Les blés mûrs se dressaient immobiles.

Sur le siège du passager, il y avait un .357 Police Python avec un canon de six pouces au barillet rempli. La poignée de l’arme était dirigée vers le conducteur et il n’aurait fallu qu’une fraction de seconde pour qu’il s’en saisît.

Il aperçut l’écluse.

Le break Volvo s’engagea dans les ornières en cahotant.

Derrière, il soulevait de paresseuses volutes de poussière fine et tiède, couleur de farine bise, qui ne tardèrent pas à retomber sur le sol craquelé. Une haie de peupliers barrait l’horizon immédiat.

L’homme stoppa la voiture à la barrière, sans couper le moteur.

Sa chemise de tergal kaki était trempée aux aisselles et dans le dos.

* * *

Schneider tapait à la machine.

Il avait la carte d’identité du gosse ouverte à côté.

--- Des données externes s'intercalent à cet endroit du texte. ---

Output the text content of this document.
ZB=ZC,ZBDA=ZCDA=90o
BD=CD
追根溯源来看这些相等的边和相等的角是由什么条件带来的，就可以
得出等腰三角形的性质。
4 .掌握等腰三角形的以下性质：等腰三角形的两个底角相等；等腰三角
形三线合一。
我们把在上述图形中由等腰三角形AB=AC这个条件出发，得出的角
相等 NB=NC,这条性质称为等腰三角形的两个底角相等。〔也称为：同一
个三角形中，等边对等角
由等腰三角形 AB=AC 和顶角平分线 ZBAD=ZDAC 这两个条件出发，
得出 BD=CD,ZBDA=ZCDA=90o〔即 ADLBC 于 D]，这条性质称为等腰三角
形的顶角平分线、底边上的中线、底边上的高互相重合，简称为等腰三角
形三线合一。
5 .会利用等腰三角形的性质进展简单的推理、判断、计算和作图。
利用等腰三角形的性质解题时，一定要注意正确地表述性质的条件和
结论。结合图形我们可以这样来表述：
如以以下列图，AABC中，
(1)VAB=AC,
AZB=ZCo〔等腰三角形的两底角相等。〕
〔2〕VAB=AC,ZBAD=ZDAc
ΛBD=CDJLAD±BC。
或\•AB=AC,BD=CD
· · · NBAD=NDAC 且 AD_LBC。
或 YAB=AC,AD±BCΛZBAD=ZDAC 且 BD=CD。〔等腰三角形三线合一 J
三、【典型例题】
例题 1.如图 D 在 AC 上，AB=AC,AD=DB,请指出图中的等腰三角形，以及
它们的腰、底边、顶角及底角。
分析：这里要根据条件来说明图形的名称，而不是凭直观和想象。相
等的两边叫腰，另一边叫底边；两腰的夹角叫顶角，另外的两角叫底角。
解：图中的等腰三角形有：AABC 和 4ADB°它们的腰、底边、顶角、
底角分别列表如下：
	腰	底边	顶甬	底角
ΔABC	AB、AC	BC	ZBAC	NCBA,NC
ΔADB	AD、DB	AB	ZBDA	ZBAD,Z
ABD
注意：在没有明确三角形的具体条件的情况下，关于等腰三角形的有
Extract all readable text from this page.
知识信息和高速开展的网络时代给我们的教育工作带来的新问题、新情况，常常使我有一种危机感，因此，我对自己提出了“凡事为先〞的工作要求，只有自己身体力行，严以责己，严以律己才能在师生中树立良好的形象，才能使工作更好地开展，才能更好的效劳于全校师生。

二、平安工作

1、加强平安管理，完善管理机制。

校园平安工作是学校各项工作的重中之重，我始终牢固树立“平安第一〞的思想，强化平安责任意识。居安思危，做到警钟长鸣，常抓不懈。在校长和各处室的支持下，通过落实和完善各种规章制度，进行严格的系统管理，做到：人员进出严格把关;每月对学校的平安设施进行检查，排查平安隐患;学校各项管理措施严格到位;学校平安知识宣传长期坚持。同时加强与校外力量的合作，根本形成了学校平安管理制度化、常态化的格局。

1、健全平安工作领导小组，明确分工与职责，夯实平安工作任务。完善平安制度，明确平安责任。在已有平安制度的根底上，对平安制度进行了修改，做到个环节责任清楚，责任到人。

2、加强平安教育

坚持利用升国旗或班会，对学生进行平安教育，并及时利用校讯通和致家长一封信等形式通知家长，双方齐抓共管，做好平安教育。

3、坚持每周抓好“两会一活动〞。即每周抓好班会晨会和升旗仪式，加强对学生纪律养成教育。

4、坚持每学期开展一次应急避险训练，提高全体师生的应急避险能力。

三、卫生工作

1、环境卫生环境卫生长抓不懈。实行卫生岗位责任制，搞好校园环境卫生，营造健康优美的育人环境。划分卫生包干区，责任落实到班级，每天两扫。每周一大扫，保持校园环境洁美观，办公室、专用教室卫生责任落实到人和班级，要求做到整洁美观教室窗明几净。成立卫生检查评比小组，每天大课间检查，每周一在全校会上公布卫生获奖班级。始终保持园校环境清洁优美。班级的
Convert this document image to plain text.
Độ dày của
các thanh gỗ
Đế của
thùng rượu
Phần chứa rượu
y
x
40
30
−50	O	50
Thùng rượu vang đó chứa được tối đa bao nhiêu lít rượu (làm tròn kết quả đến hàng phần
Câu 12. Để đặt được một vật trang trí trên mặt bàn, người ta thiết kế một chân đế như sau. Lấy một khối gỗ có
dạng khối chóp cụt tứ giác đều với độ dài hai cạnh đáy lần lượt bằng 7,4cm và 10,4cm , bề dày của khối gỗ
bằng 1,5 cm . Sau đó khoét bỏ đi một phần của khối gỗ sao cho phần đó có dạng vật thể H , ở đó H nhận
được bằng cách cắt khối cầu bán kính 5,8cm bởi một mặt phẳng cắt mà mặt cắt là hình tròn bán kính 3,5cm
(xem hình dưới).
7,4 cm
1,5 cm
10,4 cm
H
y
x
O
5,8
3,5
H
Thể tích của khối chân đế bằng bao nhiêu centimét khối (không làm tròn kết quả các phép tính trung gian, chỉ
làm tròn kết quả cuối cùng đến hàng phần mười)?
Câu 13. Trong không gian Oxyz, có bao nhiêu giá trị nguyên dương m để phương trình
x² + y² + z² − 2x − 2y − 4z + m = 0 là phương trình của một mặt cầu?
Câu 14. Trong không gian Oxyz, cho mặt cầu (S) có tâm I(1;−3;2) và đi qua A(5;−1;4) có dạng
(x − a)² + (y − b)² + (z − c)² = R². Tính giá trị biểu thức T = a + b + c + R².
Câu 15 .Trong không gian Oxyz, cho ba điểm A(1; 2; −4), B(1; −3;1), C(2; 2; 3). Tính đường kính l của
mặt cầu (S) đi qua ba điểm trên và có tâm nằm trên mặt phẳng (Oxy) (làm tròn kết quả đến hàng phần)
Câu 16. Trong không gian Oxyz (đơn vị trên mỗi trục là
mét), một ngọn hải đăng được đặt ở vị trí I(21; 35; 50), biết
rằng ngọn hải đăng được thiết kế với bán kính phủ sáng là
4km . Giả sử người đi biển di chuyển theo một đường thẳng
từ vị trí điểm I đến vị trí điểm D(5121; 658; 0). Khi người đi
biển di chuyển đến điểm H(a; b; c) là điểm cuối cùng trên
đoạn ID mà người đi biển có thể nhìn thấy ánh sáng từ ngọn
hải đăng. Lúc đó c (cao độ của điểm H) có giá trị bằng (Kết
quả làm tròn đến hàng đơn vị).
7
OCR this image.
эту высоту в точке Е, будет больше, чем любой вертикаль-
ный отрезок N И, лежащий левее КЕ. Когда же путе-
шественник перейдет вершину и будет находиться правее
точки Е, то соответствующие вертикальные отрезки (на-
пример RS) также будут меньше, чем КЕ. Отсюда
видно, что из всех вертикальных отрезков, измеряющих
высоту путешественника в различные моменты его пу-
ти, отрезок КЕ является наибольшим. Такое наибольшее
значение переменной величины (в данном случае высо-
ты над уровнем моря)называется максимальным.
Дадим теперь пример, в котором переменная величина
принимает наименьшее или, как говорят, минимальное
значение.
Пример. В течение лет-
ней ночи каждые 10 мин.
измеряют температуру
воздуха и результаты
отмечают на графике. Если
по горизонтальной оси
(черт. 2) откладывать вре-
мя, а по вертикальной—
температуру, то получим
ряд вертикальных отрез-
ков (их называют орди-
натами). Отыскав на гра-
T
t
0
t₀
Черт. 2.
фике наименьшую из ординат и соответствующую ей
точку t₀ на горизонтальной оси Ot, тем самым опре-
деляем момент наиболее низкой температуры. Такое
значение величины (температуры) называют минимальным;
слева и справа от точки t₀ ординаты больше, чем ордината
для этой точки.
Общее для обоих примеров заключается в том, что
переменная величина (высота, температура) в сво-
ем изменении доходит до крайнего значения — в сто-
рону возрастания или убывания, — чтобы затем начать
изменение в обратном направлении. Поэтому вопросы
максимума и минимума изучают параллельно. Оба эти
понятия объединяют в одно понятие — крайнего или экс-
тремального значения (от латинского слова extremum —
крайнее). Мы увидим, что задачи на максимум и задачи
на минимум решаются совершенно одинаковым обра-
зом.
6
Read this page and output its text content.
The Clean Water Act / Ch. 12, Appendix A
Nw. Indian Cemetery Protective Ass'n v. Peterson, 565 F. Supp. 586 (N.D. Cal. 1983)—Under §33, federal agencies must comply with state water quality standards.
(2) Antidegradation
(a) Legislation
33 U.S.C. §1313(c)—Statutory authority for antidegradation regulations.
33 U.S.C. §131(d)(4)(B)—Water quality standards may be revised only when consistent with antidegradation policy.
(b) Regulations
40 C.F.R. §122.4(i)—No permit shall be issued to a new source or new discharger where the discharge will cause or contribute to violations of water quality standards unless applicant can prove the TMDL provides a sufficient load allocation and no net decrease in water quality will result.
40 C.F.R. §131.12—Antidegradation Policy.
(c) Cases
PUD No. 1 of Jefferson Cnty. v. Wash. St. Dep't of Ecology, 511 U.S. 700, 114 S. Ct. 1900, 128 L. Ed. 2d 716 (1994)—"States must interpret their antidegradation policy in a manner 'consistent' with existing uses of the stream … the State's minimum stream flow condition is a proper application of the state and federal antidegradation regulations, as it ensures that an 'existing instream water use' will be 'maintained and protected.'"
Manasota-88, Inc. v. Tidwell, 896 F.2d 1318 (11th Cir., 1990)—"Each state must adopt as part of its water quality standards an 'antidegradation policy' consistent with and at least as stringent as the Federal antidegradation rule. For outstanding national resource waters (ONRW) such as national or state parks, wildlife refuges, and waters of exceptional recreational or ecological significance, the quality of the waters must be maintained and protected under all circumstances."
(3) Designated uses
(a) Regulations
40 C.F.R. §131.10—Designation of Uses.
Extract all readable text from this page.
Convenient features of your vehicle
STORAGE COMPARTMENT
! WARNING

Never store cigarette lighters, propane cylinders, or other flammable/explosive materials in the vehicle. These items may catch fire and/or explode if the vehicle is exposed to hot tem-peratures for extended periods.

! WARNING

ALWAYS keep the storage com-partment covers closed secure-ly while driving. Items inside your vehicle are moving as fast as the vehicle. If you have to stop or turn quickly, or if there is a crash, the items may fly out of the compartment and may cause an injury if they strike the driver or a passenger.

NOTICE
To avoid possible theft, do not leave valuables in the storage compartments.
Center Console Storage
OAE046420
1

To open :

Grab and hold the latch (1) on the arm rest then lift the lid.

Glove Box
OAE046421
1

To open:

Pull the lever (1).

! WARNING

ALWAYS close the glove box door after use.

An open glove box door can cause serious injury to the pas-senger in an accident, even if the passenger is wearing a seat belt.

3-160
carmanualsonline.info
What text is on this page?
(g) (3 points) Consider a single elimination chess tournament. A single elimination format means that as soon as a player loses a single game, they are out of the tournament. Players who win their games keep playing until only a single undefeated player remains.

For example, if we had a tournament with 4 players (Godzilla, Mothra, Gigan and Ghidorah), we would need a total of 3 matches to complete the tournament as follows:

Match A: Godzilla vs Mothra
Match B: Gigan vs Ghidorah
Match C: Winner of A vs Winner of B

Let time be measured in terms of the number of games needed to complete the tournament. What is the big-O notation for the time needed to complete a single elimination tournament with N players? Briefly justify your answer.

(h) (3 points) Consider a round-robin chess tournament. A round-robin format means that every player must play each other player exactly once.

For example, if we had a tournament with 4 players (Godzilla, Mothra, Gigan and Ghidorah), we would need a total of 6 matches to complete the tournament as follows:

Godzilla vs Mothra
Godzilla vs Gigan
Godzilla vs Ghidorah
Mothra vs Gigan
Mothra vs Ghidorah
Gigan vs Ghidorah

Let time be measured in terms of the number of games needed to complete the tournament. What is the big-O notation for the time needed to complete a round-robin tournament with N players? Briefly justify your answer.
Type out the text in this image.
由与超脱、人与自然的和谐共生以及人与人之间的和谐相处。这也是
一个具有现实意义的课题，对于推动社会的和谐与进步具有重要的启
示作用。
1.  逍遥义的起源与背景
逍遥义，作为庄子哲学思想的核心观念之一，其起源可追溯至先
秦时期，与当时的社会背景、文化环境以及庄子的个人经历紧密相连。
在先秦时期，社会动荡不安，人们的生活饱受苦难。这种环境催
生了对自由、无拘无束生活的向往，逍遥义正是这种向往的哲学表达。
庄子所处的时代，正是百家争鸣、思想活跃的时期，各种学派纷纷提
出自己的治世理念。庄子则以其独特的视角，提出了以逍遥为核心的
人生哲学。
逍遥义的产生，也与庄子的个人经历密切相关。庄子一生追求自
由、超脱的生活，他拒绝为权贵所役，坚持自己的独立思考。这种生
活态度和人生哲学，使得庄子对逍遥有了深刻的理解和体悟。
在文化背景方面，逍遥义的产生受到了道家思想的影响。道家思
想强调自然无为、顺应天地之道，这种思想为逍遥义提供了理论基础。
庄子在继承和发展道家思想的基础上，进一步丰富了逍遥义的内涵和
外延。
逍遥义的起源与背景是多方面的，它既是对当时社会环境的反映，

Le jeune homme, car il s’agissait d’un jeune homme, s’appelait Ben Ahmed Celim. Il était né à Dijon, Côte-d’Or, le 27 juillet 1964. Il mesurait 1 m 67 et ne présentait aucun signe particulier. Il demeurait 17, Cité Schumann, à Z…

La carte nationale d’identité avait été délivrée moins d’un mois auparavant par la préfecture. On était le 22 juillet et Ben Ahmed Celim allait voir dix-huit ans dans cinq jours. Comme le document administratif l’attestait, il était de nationalité française, même s’il n’en n’avait pas tout à fait la tronche.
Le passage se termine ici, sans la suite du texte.